Sur les frais liés au litige :

6. Dans les circonstances de l'espèce, il y a lieu de mettre à la charge du Conseil national des activités privées de sécurité la somme de 1 500 euros à verser à Me Marcilly, conseil de M. D, sous réserve qu'il renonce à percevoir la part contributive de l'Etat.

D E C I D E :

Article 1er : La décision de la commission nationale d'agrément et de contrôle du Conseil national des activités privées de sécurité du 5 juillet 2021 refusant à M. D le renouvellement de sa carte professionnelle d'agent privé de sécurité est annulée.

Article 2 : Il est enjoint à la commission nationale d'agrément et de contrôle du CNAPS de réexaminer la demande de M. D tendant au renouvellement de sa carte professionnelle d'agent privé de sécurité, dans un délai de deux mois à compter de la notification du présent jugement.
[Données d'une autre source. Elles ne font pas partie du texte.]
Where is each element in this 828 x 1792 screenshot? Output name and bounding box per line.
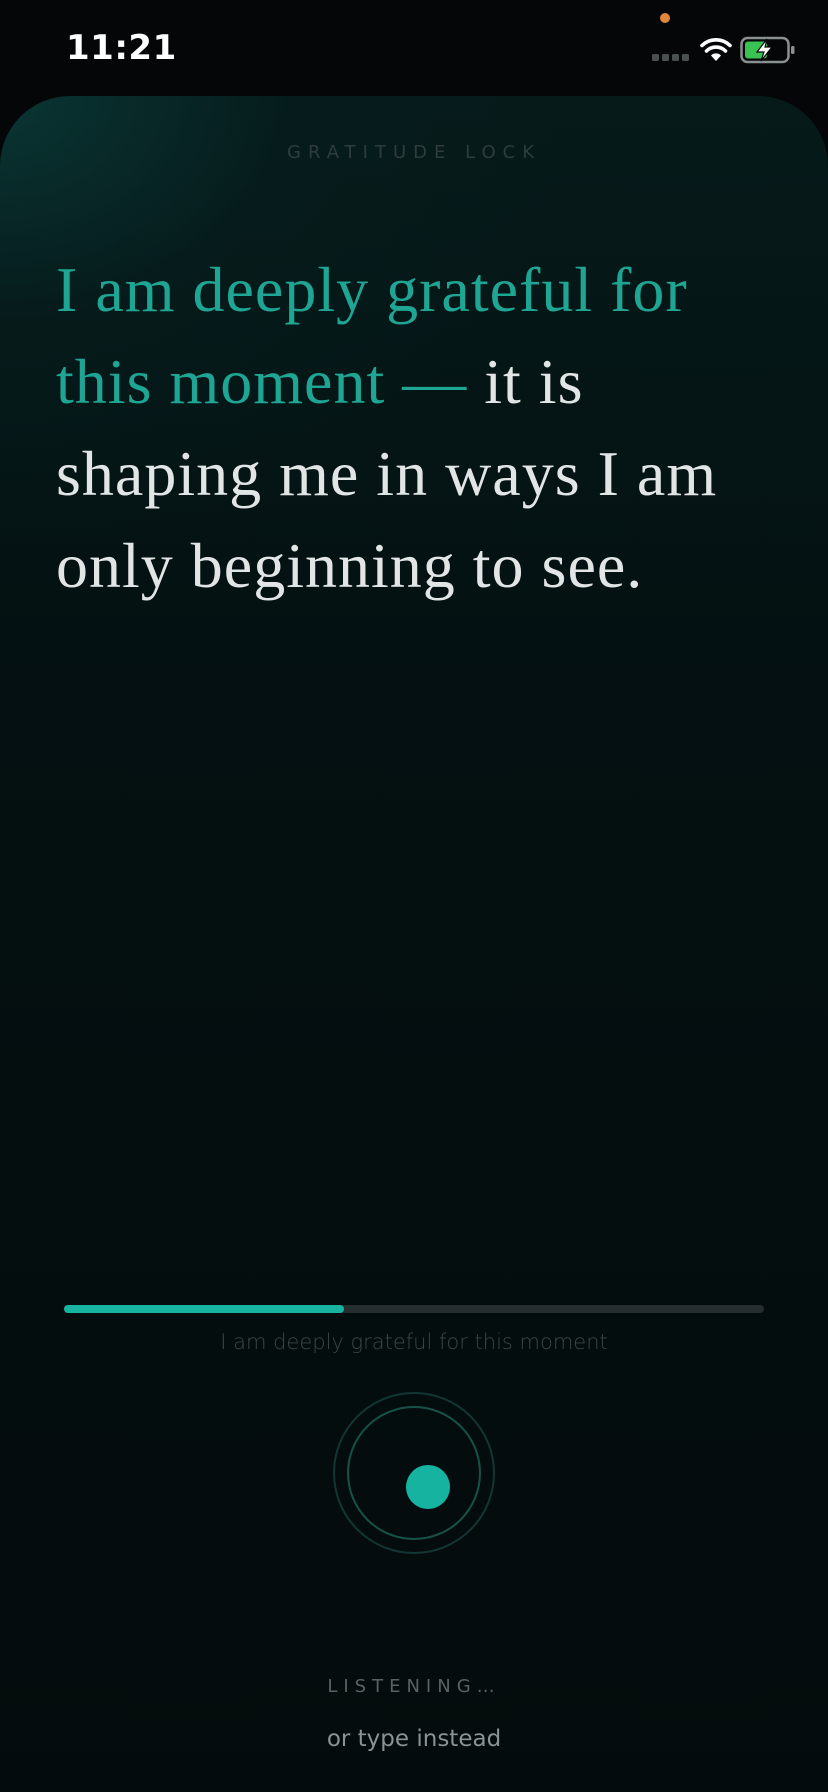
status-time: 11:21: [66, 28, 177, 68]
affirmation-text: I am deeply grateful for this moment — i…: [56, 244, 776, 612]
screen: 11:21 GRATITUDE LOCK I am deeply gratefu…: [0, 0, 828, 1792]
app-title: GRATITUDE LOCK: [287, 142, 541, 163]
status-bar: 11:21: [0, 0, 828, 96]
privacy-indicator-dot: [660, 13, 670, 23]
affirmation-spoken-portion: I am deeply grateful for this moment —: [56, 254, 688, 417]
recording-indicator-dot: [406, 1465, 450, 1509]
microphone-button[interactable]: [333, 1392, 495, 1554]
cellular-signal-icon: [652, 54, 689, 61]
speech-progress-fill: [64, 1305, 344, 1313]
battery-charging-icon: [740, 36, 795, 64]
type-instead-link[interactable]: or type instead: [314, 1726, 514, 1752]
listening-status-label: LISTENING…: [327, 1676, 501, 1697]
wifi-icon: [700, 38, 732, 61]
affirmation-sheet: GRATITUDE LOCK I am deeply grateful for …: [0, 96, 828, 1792]
speech-progress-bar: [64, 1305, 764, 1313]
microphone-ring: [347, 1406, 481, 1540]
live-transcript: I am deeply grateful for this moment: [220, 1330, 608, 1354]
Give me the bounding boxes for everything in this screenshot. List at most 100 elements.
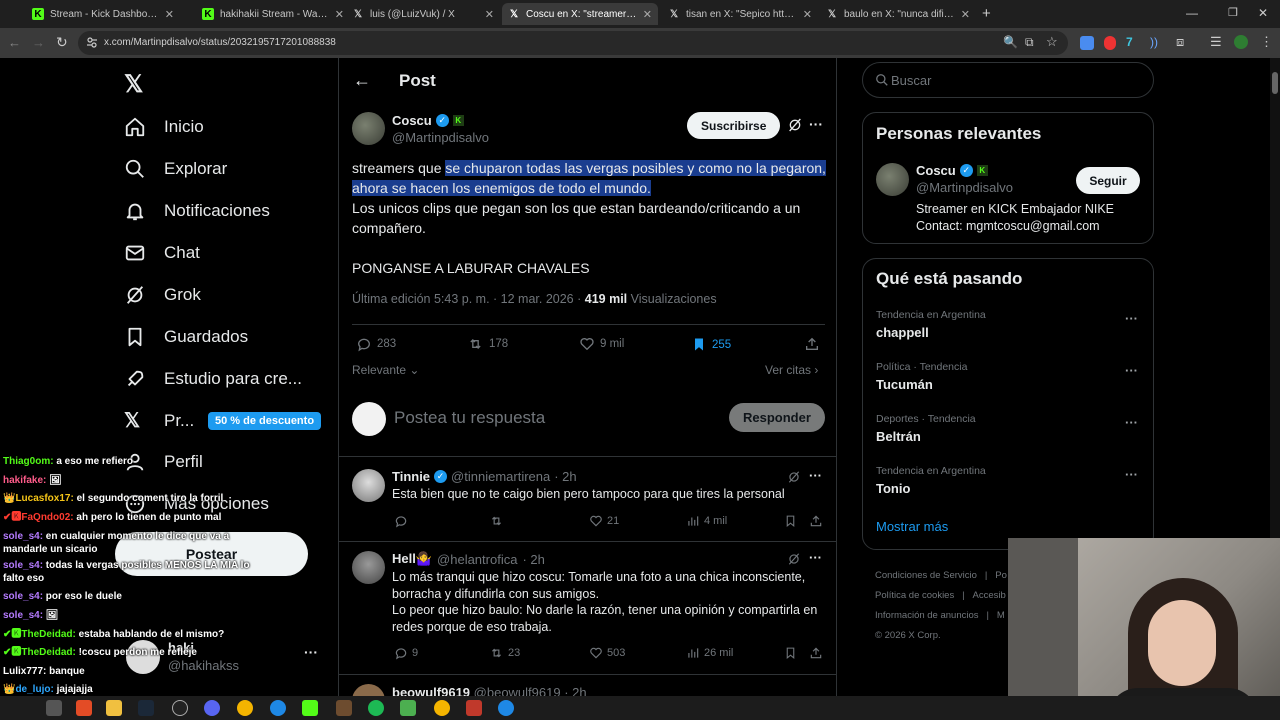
- discord-icon[interactable]: [204, 700, 220, 716]
- more-dots-icon[interactable]: ···: [1125, 363, 1138, 378]
- site-info-icon[interactable]: [86, 36, 98, 48]
- more-dots-icon[interactable]: ···: [809, 468, 822, 483]
- more-dots-icon[interactable]: ···: [809, 550, 822, 565]
- relevant-person-name[interactable]: Coscu ✓ K: [916, 163, 988, 178]
- more-dots-icon[interactable]: ···: [1125, 467, 1138, 482]
- cast-icon[interactable]: ⧉: [1025, 35, 1034, 50]
- app-icon[interactable]: [498, 700, 514, 716]
- avatar[interactable]: [352, 469, 385, 502]
- bookmark-icon[interactable]: [784, 514, 797, 528]
- taskbar-app-icon[interactable]: [46, 700, 62, 716]
- kick-icon[interactable]: [302, 700, 318, 716]
- grok-icon[interactable]: [787, 117, 803, 133]
- folder-icon[interactable]: [106, 700, 122, 716]
- nav-item-chat[interactable]: Chat: [124, 242, 200, 264]
- share-button[interactable]: [804, 336, 820, 352]
- more-dots-icon[interactable]: ···: [1125, 311, 1138, 326]
- more-dots-icon[interactable]: ···: [1125, 415, 1138, 430]
- grok-icon[interactable]: [787, 552, 801, 566]
- repost-button[interactable]: 23: [489, 646, 520, 660]
- trend-item[interactable]: Tendencia en Argentina Tonio ···: [863, 463, 1153, 507]
- nav-item-creator-studio[interactable]: Estudio para cre...: [124, 368, 302, 390]
- reply-submit-button[interactable]: Responder: [729, 403, 825, 432]
- subscribe-button[interactable]: Suscribirse: [687, 112, 781, 139]
- show-more-link[interactable]: Mostrar más: [876, 519, 948, 534]
- search-input[interactable]: Buscar: [862, 62, 1154, 98]
- avatar[interactable]: [352, 551, 385, 584]
- views-button[interactable]: 26 mil: [686, 646, 733, 660]
- share-icon[interactable]: [809, 646, 823, 660]
- scrollbar-thumb[interactable]: [1272, 72, 1278, 94]
- browser-menu-icon[interactable]: ⋮: [1260, 34, 1273, 50]
- new-tab-icon[interactable]: +: [982, 5, 991, 22]
- nav-item-notifications[interactable]: Notificaciones: [124, 200, 270, 222]
- browser-tab[interactable]: 𝕏 baulo en X: "nunca difieran con ✕: [820, 3, 976, 25]
- avatar[interactable]: [352, 112, 385, 145]
- reply-tweet[interactable]: Hell🤷‍♀️ @helantrofica · 2h ··· Lo más t…: [339, 542, 836, 674]
- x-logo-icon[interactable]: 𝕏: [124, 70, 143, 99]
- browser-tab[interactable]: 𝕏 luis (@LuizVuk) / X ✕: [346, 3, 500, 25]
- like-button[interactable]: 9 mil: [579, 336, 624, 352]
- steam-icon[interactable]: [138, 700, 154, 716]
- close-tab-icon[interactable]: ✕: [485, 8, 494, 21]
- repost-button[interactable]: 178: [467, 336, 508, 352]
- close-tab-icon[interactable]: ✕: [335, 8, 344, 21]
- restore-icon[interactable]: ❐: [1228, 6, 1238, 19]
- sort-replies-dropdown[interactable]: Relevante ⌄: [352, 363, 419, 377]
- extension-icon[interactable]: [1080, 36, 1094, 50]
- trend-item[interactable]: Política · Tendencia Tucumán ···: [863, 359, 1153, 403]
- bookmark-button[interactable]: 255: [691, 336, 731, 353]
- browser-tab-active[interactable]: 𝕏 Coscu en X: "streamers que se c ✕: [502, 3, 658, 25]
- avatar[interactable]: [876, 163, 909, 196]
- nav-item-grok[interactable]: Grok: [124, 284, 201, 306]
- repost-icon[interactable]: [489, 514, 504, 528]
- minimize-icon[interactable]: —: [1186, 6, 1198, 20]
- more-dots-icon[interactable]: ···: [304, 644, 318, 660]
- more-dots-icon[interactable]: ···: [809, 116, 823, 132]
- views-button[interactable]: 4 mil: [686, 514, 727, 528]
- reply-input[interactable]: Postea tu respuesta: [394, 408, 545, 428]
- chrome-icon[interactable]: [434, 700, 450, 716]
- trend-item[interactable]: Deportes · Tendencia Beltrán ···: [863, 411, 1153, 455]
- close-tab-icon[interactable]: ✕: [643, 8, 652, 21]
- browser-tab[interactable]: K Stream - Kick Dashboard ✕: [26, 3, 180, 25]
- extension-icon[interactable]: 7: [1126, 35, 1133, 49]
- back-icon[interactable]: ←: [8, 35, 21, 50]
- close-tab-icon[interactable]: ✕: [803, 8, 812, 21]
- app-icon[interactable]: [466, 700, 482, 716]
- reply-tweet[interactable]: Tinnie ✓ @tinniemartirena · 2h ··· Esta …: [339, 457, 836, 541]
- nav-item-premium[interactable]: 𝕏 Pr...: [124, 410, 194, 432]
- relevant-person-handle[interactable]: @Martinpdisalvo: [916, 180, 1013, 195]
- zoom-icon[interactable]: 🔍: [1003, 35, 1018, 49]
- reply-button[interactable]: 9: [394, 646, 418, 660]
- like-button[interactable]: 21: [589, 514, 619, 528]
- view-quotes-link[interactable]: Ver citas ›: [765, 363, 818, 377]
- app-icon[interactable]: [270, 700, 286, 716]
- back-arrow-icon[interactable]: ←: [353, 70, 371, 91]
- brave-icon[interactable]: [76, 700, 92, 716]
- reply-button[interactable]: 283: [356, 336, 396, 352]
- post-author[interactable]: Coscu ✓ K: [392, 113, 464, 128]
- extension-icon[interactable]: [1104, 36, 1116, 50]
- bookmark-star-icon[interactable]: ☆: [1046, 34, 1058, 50]
- like-button[interactable]: 503: [589, 646, 625, 660]
- trend-item[interactable]: Tendencia en Argentina chappell ···: [863, 307, 1153, 351]
- discount-badge[interactable]: 50 % de descuento: [208, 412, 322, 430]
- reply-icon[interactable]: [394, 514, 408, 528]
- bookmark-icon[interactable]: [784, 646, 797, 660]
- extension-icon[interactable]: )): [1150, 35, 1158, 49]
- nav-item-home[interactable]: Inicio: [124, 116, 204, 138]
- minecraft-icon[interactable]: [336, 700, 352, 716]
- author-handle[interactable]: @Martinpdisalvo: [392, 130, 489, 145]
- reading-list-icon[interactable]: ☰: [1210, 34, 1222, 50]
- follow-button[interactable]: Seguir: [1076, 167, 1140, 194]
- spotify-icon[interactable]: [368, 700, 384, 716]
- close-window-icon[interactable]: ✕: [1258, 6, 1268, 20]
- chrome-icon[interactable]: [237, 700, 253, 716]
- close-tab-icon[interactable]: ✕: [165, 8, 174, 21]
- nav-item-bookmarks[interactable]: Guardados: [124, 326, 248, 348]
- extensions-puzzle-icon[interactable]: ⧈: [1176, 34, 1184, 50]
- reload-icon[interactable]: ↻: [56, 34, 68, 51]
- close-tab-icon[interactable]: ✕: [961, 8, 970, 21]
- share-icon[interactable]: [809, 514, 823, 528]
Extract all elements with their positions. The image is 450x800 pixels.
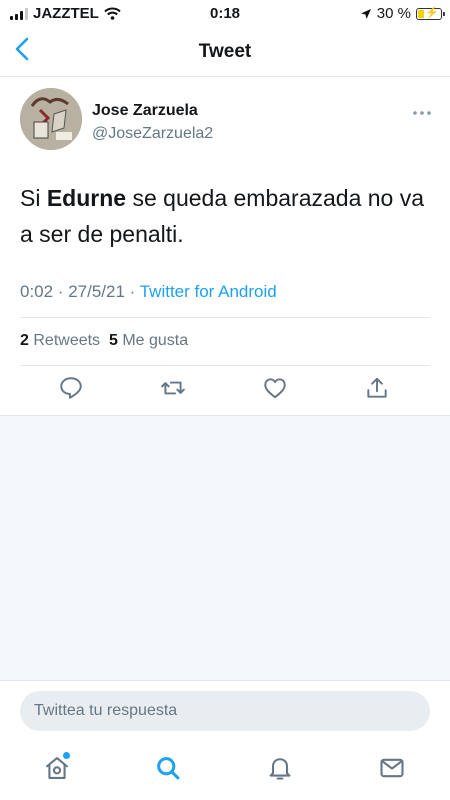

Article 3 : Le Conseil national des activités privées de sécurité versera à Me Marcilly, avocat de M. D, la somme de 1 500 euros au titre de l'article L. 761-1 du code de justice administrative.

Article 4 : Le surplus des conclusions de la requête est rejeté.

Article 5 : Le présent jugement sera notifié à M. B D, et au Conseil national des activités privées de sécurité.

Délibéré après l'audience du 10 février 2023, à laquelle siégeaient :

M. Paganel, président,

Mme Bergerat, première conseillère,

Mme Dang, première conseillère.

Rendu par mise à disposition au greffe le 3 mars 2023 .

La rapporteure,

Signé

L. A

Le président,

Signé

M. C La greffière,

Signé

N. PAULET

La République mande et ordonne au ministre de l'intérieur et des outre-mer, en ce qui le concerne, ou à tous commissaires de justice, en ce qui concerne les voies de droit commun contre les parties privées, de pourvoir à l'exécution de la présente décision.